简单点说:显示 Istio 服务网格中代理(Envoy)的状态信息
# istioctl ps:用于显示与 Istio 服务网格相关的代理(Envoy)的运行状态
[root@k8s-harbor01 ~]# istioctl ps # proxy-status可以简写为ps
NAME CLUSTER CDS LDS EDS RDS ECDS ISTIOD VERSION
demoappv10-54757f48d6-77g4l.default Kubernetes SYNCED SYNCED SYNCED SYNCED NOT SENT istiod-744dc8cf66-ldqt7 1.14.3
demoappv10-54757f48d6-fcv4b.default Kubernetes SYNCED SYNCED SYNCED SYNCED NOT SENT istiod-744dc8cf66-ldqt7 1.14.3
demoappv10-54757f48d6-n2hzh.default Kubernetes SYNCED SYNCED SYNCED SYNCED NOT SENT istiod-744dc8cf66-ldqt7 1.14.3
istio-egressgateway-55748d4c9b-q5pqk.istio-system Kubernetes SYNCED SYNCED SYNCED NOT SENT NOT SENT istiod-744dc8cf66-ldqt7 1.14.3
istio-ingressgateway-66867b46f4-rzjqb.istio-system Kubernetes SYNCED SYNCED SYNCED SYNCED NOT SENT istiod-744dc8cf66-ldqt7 1.14.3
sleep-645b966fc4-h9jhm.default Kubernetes SYNCED SYNCED SYNCED SYNCED NOT SENT istiod-744dc8cf66-ldqt7 1.14.3
# SYNCED:同步完成
# NOT SENT:没有发送。没有发送不一定是错误的。
# ISTIOD:表示分发配置的控制平面实例是谁
3.3.3.2 istioctl proxy-config
用于检索和显示 Istio 服务网格中代理(Envoy)的配置信息。
所有和envoy相关的配置都可以看,具体查看帮助信息。–help
# 查看sleep的listeners配置
# istioctl proxy-config <clusters|listeners|routes|endpoints|bootstrap|log|secret> <pod-name[.namespace]>
[root@k8s-harbor01 ~]# istioctl pc listeners --port 8080 sleep-645b966fc4-h9jhm # 8080就是demoapp的端口,同时也是sleep上的出向侦听器
ADDRESS PORT MATCH DESTINATION
0.0.0.0 8080 Trans: raw_buffer; App: http/1.1,h2c Route: 8080
0.0.0.0 8080 ALL PassthroughCluster
# 查看sleep的routes配置(大概)
[root@k8s-harbor01 ~]# istioctl pc routes sleep-645b966fc4-h9jhm --name 8080 # 这里可以大概看到路由的名称、域名配置、路径匹配
NAME DOMAINS MATCH VIRTUAL SERVICE
8080 demoappv10, demoappv10.default + 1 more... /*
# 查看sleep的routes配置(详细)
[root@k8s-harbor01 ~]# istioctl pc routes sleep-645b966fc4-h9jhm --name 8080 -o json # 这里就会显示出详细的路由配置,内容很多,和之前学envoy时的配置内容差不多
# 查看clusters配置
[root@k8s-harbor01 ~]# istioctl pc clusters sleep-645b966fc4-h9jhm --port 8080 # 可以看到下面的集群信息是属于出站的一个集群信息,并且端点信息是通过EDS分发的
SERVICE FQDN PORT SUBSET DIRECTION TYPE DESTINATION RULE
demoappv10.default.svc.cluster.local 8080 - outbound EDS
# 查看endpoints信息
[root@k8s-harbor01 ~]# kubectl get ep |grep demoapp
demoappv10 10.200.135.152:8080,10.200.58.214:8080,10.200.85.218:8080 46h
[root@k8s-harbor01 ~]# istioctl pc endpoints sleep-645b966fc4-h9jhm --port 8080 # 可以看到端点也是svc后的端点。

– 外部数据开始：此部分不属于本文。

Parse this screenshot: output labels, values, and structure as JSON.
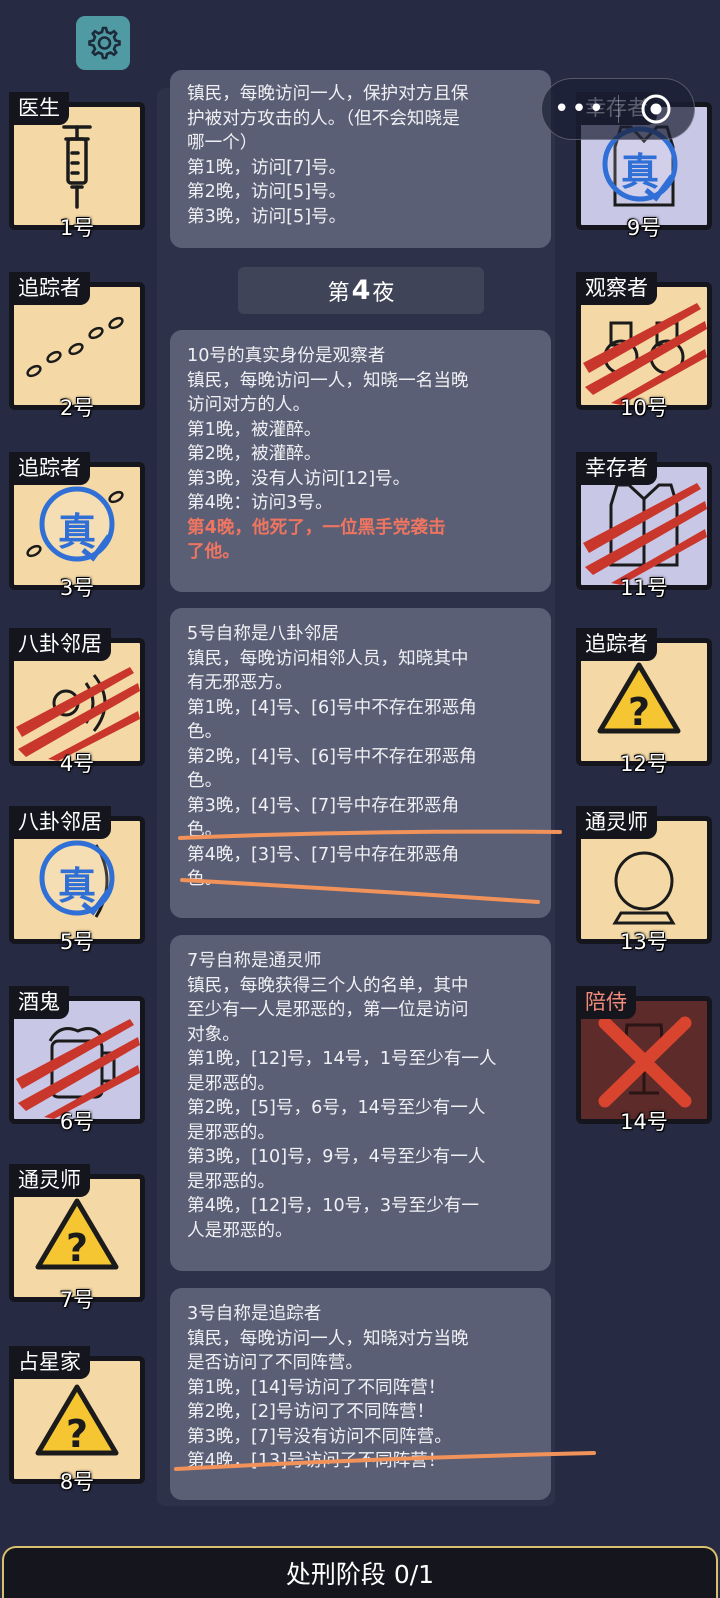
{
  "header": {
    "settings_icon": "gear-icon",
    "capsule_more": "•••",
    "capsule_close_icon": "target-circle-icon"
  },
  "left_players": [
    {
      "role": "医生",
      "number": "1号",
      "icon": "syringe-icon",
      "status": "alive"
    },
    {
      "role": "追踪者",
      "number": "2号",
      "icon": "footprints-icon",
      "status": "alive"
    },
    {
      "role": "追踪者",
      "number": "3号",
      "icon": "footprints-icon",
      "status": "alive",
      "stamp": "真"
    },
    {
      "role": "八卦邻居",
      "number": "4号",
      "icon": "speaker-icon",
      "status": "dead"
    },
    {
      "role": "八卦邻居",
      "number": "5号",
      "icon": "speaker-icon",
      "status": "alive",
      "stamp": "真"
    },
    {
      "role": "酒鬼",
      "number": "6号",
      "icon": "beer-mug-icon",
      "status": "dead"
    },
    {
      "role": "通灵师",
      "number": "7号",
      "icon": "warning-question-icon",
      "status": "alive"
    },
    {
      "role": "占星家",
      "number": "8号",
      "icon": "warning-question-icon",
      "status": "alive"
    }
  ],
  "right_players": [
    {
      "role": "幸存者",
      "number": "9号",
      "icon": "vest-icon",
      "status": "alive",
      "stamp": "真"
    },
    {
      "role": "观察者",
      "number": "10号",
      "icon": "binoculars-icon",
      "status": "dead"
    },
    {
      "role": "幸存者",
      "number": "11号",
      "icon": "vest-icon",
      "status": "dead"
    },
    {
      "role": "追踪者",
      "number": "12号",
      "icon": "warning-question-icon",
      "status": "alive"
    },
    {
      "role": "通灵师",
      "number": "13号",
      "icon": "crystal-ball-icon",
      "status": "alive"
    },
    {
      "role": "陪侍",
      "number": "14号",
      "icon": "wine-glass-icon",
      "status": "executed"
    }
  ],
  "stamp_text": "真",
  "night_banner": {
    "prefix": "第",
    "num": "4",
    "suffix": "夜"
  },
  "messages": {
    "doctor": [
      "镇民，每晚访问一人，保护对方且保",
      "护被对方攻击的人。（但不会知晓是",
      "哪一个）",
      "第1晚，访问[7]号。",
      "第2晚，访问[5]号。",
      "第3晚，访问[5]号。"
    ],
    "observer": [
      "10号的真实身份是观察者",
      "镇民，每晚访问一人，知晓一名当晚",
      "访问对方的人。",
      "第1晚，被灌醉。",
      "第2晚，被灌醉。",
      "第3晚，没有人访问[12]号。",
      "第4晚：访问3号。"
    ],
    "observer_death": [
      "第4晚，他死了，一位黑手党袭击",
      "了他。"
    ],
    "gossip": [
      "5号自称是八卦邻居",
      "镇民，每晚访问相邻人员，知晓其中",
      "有无邪恶方。",
      "第1晚，[4]号、[6]号中不存在邪恶角",
      "色。",
      "第2晚，[4]号、[6]号中不存在邪恶角",
      "色。",
      "第3晚，[4]号、[7]号中存在邪恶角",
      "色。",
      "第4晚，[3]号、[7]号中存在邪恶角",
      "色。"
    ],
    "medium": [
      "7号自称是通灵师",
      "镇民，每晚获得三个人的名单，其中",
      "至少有一人是邪恶的，第一位是访问",
      "对象。",
      "第1晚，[12]号，14号，1号至少有一人",
      "是邪恶的。",
      "第2晚，[5]号，6号，14号至少有一人",
      "是邪恶的。",
      "第3晚，[10]号，9号，4号至少有一人",
      "是邪恶的。",
      "第4晚，[12]号，10号，3号至少有一",
      "人是邪恶的。"
    ],
    "tracker": [
      "3号自称是追踪者",
      "镇民，每晚访问一人，知晓对方当晚",
      "是否访问了不同阵营。",
      "第1晚，[14]号访问了不同阵营！",
      "第2晚，[2]号访问了不同阵营！",
      "第3晚，[7]号没有访问不同阵营。",
      "第4晚，[13]号访问了不同阵营！"
    ]
  },
  "bottom_bar": {
    "label": "处刑阶段 0/1"
  },
  "colors": {
    "background": "#262a42",
    "message_bg": "#5b5f75",
    "death_text": "#f07560",
    "annotation_line": "#f0925a",
    "stamp_blue": "#2f6fd6",
    "claw_red": "#c9372c"
  }
}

ENDPOINT STATUS OUTLIER CHECK CLUSTER
10.200.135.147:8080 HEALTHY OK outbound|80||istio-egressgateway.istio-system.svc.cluster.local
10.200.135.148:8080 HEALTHY OK outbound|80||istio-ingressgateway.istio-system.svc.cluster.local
10.200.135.152:8080 HEALTHY OK outbound|8080||demoappv10.default.svc.cluster.local
10.200.58.214:8080 HEALTHY OK outbound|8080||demoappv10.default.svc.cluster.local
10.200.85.218:8080 HEALTHY OK outbound|8080||demoappv10.default.svc.cluster.local
3.3.3 示例二:把内部服务通过istio-ingressgateway暴露到集群外部
上面示例一的现状:
内部服务之间可以通过自己的sidecar进行流量转发,并且所有sidecar都会同步到istiod发来的svc信息,但是目前是没法在外部访问到的。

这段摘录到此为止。